Deep networks face optimization difficulties despite skip connections. The authors propose an auxiliary loss applied after the res4b22 residual block in ResNet-101, generating an initial supervised result. Both the auxiliary branch loss and the master branch loss propagate through all preceding layers. During training, the auxiliary loss is weighted by 0.4, with the master branch assuming primary responsibility. During testing, only the master branch performs prediction, avoiding additional computational overhead. This deep supervision strategy improves the ResNet-50 baseline by 1.41 points in Mean IoU.

Extensive experiments are conducted on ImageNet Scene Parsing (ADE20K), PASCAL VOC 2012, and Cityscapes. On ADE20K, the best single model achieves 44.94% Mean IoU with ResNet-269 and multi-scale testing, while the ensemble submission reaches 57.21% (first place). Ablation studies demonstrate that: (1) multi-level pyramids outperform single global pooling by 1.61 Mean IoU points; (2) auxiliary loss optimization improves the baseline by 1.41 points; (3) deeper ResNet models consistently yield improvements. On PASCAL VOC 2012, PSPNet achieves 85.4% mIoU with MS-COCO pretraining, outperforming competing approaches without CRF post-processing. On Cityscapes, it reaches 80.2% IoU using both fine and coarse annotations.

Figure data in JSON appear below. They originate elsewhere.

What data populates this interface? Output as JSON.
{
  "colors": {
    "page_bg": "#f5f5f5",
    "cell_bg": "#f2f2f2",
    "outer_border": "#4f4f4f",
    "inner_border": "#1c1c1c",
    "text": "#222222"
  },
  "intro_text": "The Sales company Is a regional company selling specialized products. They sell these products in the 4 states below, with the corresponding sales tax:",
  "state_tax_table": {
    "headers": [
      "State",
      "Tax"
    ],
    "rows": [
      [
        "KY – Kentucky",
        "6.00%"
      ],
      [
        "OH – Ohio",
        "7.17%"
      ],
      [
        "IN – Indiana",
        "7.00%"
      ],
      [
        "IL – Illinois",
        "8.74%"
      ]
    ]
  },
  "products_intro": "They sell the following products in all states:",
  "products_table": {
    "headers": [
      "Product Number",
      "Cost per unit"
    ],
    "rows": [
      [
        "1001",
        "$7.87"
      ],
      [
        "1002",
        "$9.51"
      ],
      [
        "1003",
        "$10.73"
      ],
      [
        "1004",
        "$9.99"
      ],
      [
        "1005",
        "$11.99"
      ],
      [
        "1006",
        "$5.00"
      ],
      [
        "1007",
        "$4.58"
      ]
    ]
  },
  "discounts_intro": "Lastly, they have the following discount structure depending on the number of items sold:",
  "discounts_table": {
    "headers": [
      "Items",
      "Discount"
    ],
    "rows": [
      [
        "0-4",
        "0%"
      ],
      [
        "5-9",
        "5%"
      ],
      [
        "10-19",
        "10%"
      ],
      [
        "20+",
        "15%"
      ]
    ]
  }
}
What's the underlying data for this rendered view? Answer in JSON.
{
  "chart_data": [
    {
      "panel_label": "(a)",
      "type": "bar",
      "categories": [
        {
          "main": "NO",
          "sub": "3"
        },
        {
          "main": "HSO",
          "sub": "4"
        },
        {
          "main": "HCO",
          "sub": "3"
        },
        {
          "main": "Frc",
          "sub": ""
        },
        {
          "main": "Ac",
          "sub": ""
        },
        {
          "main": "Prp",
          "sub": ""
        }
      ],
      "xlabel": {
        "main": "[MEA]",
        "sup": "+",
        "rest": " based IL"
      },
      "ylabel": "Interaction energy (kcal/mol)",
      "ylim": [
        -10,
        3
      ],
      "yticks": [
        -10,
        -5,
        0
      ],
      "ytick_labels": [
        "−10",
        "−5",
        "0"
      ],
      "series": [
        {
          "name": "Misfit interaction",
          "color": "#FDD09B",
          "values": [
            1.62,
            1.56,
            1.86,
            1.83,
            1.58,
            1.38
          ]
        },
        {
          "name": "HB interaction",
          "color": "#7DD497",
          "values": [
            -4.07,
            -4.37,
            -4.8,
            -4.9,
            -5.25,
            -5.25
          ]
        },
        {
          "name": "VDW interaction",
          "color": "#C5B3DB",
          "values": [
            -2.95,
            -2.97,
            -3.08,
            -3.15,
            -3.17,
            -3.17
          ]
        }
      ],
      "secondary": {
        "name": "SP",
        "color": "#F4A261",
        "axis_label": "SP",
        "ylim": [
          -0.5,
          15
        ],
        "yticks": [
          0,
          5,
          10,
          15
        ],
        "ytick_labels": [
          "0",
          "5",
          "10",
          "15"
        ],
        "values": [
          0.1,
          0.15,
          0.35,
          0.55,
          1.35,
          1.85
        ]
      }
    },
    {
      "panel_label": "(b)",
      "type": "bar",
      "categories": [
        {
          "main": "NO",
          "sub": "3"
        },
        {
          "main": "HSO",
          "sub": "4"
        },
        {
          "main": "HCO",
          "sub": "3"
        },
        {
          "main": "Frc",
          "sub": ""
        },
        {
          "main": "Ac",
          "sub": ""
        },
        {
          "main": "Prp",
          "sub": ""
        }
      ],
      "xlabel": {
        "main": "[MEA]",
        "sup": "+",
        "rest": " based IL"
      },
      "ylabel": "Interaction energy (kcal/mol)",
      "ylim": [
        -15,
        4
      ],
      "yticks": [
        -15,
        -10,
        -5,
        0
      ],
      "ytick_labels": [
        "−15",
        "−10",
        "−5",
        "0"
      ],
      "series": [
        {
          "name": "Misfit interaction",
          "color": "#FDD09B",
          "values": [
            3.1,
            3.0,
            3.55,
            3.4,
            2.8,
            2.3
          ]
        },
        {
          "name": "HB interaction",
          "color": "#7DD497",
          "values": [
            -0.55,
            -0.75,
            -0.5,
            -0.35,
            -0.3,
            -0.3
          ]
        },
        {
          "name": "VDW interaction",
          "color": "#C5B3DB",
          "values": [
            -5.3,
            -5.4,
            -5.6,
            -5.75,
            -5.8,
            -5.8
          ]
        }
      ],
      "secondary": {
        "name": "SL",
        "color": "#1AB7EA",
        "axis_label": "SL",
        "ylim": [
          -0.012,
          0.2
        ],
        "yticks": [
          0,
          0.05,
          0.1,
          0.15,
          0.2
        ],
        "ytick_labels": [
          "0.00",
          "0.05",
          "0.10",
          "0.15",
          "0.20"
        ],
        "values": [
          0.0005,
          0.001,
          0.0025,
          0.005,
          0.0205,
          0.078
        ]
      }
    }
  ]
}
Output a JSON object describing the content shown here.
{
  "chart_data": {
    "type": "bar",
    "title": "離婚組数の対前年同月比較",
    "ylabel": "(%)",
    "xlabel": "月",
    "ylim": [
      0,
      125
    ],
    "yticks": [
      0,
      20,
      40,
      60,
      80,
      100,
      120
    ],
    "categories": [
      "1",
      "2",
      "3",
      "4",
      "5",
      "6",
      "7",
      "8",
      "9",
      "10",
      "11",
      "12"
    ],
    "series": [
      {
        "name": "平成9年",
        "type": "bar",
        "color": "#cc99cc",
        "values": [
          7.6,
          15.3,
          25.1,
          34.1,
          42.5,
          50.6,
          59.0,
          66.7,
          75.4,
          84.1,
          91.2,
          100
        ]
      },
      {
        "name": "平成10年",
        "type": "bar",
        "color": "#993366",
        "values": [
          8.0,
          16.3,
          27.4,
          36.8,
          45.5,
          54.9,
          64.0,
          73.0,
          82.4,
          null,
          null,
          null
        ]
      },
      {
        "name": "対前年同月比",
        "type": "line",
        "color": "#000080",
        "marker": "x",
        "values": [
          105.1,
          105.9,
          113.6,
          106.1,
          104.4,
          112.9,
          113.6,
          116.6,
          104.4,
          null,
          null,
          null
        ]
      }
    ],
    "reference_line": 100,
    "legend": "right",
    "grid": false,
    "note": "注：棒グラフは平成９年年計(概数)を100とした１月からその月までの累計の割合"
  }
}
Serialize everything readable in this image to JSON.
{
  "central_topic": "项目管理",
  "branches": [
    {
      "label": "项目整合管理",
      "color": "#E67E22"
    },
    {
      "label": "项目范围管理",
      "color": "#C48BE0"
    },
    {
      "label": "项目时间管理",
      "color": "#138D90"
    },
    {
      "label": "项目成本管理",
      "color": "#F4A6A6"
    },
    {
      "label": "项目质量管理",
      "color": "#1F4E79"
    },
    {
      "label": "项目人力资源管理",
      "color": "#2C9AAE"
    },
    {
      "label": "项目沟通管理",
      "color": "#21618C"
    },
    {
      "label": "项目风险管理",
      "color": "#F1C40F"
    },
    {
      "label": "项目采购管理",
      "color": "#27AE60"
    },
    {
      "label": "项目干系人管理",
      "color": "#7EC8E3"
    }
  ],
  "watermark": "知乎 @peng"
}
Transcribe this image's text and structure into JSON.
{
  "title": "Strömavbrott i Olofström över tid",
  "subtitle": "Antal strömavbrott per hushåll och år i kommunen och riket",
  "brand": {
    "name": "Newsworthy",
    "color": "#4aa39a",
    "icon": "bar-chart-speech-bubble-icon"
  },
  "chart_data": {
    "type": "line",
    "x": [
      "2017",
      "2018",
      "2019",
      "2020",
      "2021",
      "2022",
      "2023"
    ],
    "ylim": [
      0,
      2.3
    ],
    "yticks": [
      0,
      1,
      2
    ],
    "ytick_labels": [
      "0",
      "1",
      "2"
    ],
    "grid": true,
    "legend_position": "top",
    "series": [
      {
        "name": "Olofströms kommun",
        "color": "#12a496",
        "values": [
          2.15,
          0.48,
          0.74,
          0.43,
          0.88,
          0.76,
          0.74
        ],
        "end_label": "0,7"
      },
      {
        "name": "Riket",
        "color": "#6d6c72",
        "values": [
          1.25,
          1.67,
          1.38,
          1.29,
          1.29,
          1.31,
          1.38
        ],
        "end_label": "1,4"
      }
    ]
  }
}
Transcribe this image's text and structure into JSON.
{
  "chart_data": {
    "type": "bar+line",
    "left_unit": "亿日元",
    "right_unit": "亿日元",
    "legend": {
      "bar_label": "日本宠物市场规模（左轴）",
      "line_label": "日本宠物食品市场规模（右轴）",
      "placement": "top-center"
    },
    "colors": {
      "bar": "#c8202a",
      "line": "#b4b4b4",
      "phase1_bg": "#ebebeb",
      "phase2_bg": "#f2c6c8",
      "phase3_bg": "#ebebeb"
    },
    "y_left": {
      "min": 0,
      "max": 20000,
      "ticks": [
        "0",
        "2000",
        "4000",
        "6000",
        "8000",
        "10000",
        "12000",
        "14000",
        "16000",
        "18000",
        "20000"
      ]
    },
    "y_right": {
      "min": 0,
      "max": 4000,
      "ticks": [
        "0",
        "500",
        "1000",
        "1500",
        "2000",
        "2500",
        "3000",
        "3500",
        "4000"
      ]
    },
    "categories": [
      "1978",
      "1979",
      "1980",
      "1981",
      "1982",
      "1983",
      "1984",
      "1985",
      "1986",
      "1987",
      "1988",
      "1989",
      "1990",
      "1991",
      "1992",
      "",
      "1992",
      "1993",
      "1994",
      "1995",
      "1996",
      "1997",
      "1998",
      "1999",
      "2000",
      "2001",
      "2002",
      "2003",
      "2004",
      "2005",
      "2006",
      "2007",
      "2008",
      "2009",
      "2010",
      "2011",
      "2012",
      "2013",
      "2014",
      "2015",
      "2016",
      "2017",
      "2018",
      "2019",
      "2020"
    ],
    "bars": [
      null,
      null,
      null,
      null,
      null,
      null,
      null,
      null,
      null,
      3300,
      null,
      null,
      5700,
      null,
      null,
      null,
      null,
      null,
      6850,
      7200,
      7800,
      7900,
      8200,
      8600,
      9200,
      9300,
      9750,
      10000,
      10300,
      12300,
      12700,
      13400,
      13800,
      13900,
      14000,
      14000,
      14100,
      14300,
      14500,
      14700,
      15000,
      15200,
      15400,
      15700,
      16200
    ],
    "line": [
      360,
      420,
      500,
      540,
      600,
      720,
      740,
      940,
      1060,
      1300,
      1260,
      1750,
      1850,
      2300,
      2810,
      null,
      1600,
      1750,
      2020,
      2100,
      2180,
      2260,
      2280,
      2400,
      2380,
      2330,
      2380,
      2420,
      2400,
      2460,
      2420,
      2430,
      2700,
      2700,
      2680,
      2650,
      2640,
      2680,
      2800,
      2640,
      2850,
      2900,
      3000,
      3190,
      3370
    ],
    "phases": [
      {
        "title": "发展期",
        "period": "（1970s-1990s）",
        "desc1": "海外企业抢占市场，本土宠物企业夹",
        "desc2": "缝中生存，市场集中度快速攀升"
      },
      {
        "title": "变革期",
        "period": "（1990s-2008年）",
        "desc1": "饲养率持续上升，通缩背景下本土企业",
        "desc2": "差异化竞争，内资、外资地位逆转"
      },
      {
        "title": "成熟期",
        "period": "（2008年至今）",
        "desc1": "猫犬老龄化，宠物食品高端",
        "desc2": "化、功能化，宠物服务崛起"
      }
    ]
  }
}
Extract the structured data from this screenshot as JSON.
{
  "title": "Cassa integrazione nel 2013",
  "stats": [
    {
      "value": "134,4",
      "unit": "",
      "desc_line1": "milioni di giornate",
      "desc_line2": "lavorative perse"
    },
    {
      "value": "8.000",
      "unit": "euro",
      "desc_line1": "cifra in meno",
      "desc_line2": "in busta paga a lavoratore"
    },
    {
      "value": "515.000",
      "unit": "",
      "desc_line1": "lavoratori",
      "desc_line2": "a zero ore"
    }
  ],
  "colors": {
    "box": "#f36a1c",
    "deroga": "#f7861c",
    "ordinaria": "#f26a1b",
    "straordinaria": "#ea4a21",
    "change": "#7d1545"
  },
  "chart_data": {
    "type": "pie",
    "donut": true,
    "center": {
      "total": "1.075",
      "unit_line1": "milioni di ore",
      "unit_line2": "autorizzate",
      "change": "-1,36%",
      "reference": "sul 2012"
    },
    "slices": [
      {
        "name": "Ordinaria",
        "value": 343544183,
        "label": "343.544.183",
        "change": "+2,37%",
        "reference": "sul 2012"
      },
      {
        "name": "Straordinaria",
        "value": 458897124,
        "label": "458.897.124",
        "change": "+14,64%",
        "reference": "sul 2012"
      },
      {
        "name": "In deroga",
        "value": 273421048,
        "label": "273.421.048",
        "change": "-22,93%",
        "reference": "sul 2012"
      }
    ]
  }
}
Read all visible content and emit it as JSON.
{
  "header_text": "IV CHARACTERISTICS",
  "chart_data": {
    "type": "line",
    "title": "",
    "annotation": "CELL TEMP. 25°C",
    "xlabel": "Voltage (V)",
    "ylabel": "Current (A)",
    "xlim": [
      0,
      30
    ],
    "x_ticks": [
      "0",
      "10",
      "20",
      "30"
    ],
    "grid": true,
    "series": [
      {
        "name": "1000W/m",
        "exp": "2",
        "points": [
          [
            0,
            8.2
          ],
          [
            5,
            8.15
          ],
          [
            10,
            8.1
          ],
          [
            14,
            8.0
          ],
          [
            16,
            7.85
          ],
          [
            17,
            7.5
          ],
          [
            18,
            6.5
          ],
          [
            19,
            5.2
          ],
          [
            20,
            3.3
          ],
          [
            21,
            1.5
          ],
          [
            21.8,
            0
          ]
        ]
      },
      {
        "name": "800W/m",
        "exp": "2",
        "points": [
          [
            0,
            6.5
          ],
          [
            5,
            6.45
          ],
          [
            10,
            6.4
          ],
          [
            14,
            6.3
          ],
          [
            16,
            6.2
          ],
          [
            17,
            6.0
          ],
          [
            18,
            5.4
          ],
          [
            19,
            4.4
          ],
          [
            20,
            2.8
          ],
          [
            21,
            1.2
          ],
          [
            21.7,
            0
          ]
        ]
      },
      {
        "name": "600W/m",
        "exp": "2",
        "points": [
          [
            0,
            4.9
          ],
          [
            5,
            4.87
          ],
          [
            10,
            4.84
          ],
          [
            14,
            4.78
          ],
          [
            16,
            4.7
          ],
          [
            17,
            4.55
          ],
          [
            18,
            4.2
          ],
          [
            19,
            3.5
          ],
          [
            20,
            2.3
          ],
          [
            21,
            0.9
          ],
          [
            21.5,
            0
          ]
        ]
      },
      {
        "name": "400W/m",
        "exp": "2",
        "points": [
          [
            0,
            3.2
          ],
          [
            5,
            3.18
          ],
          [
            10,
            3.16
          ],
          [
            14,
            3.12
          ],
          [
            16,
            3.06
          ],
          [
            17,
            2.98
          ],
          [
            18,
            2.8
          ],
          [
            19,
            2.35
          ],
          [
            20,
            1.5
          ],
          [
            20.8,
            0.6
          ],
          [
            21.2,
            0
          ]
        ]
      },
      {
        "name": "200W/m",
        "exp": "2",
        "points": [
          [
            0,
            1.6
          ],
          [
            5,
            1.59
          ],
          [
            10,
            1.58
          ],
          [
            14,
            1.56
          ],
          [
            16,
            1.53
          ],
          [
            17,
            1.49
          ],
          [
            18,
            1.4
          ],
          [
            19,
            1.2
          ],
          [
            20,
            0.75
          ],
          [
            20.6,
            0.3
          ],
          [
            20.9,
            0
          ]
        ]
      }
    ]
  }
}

PSPNet provides an effective framework for complex scene understanding by combining global pyramid pooling features with local FCN representations. The pyramid pooling module captures hierarchical global context at multiple scales, directly addressing the limitations of fixed receptive fields in standard FCN architectures. Together with the deep supervision optimization strategy, PSPNet achieves state-of-the-art performance across multiple challenging benchmarks. The work includes practical implementation details to enable community adoption for semantic segmentation and related pixel-level prediction tasks.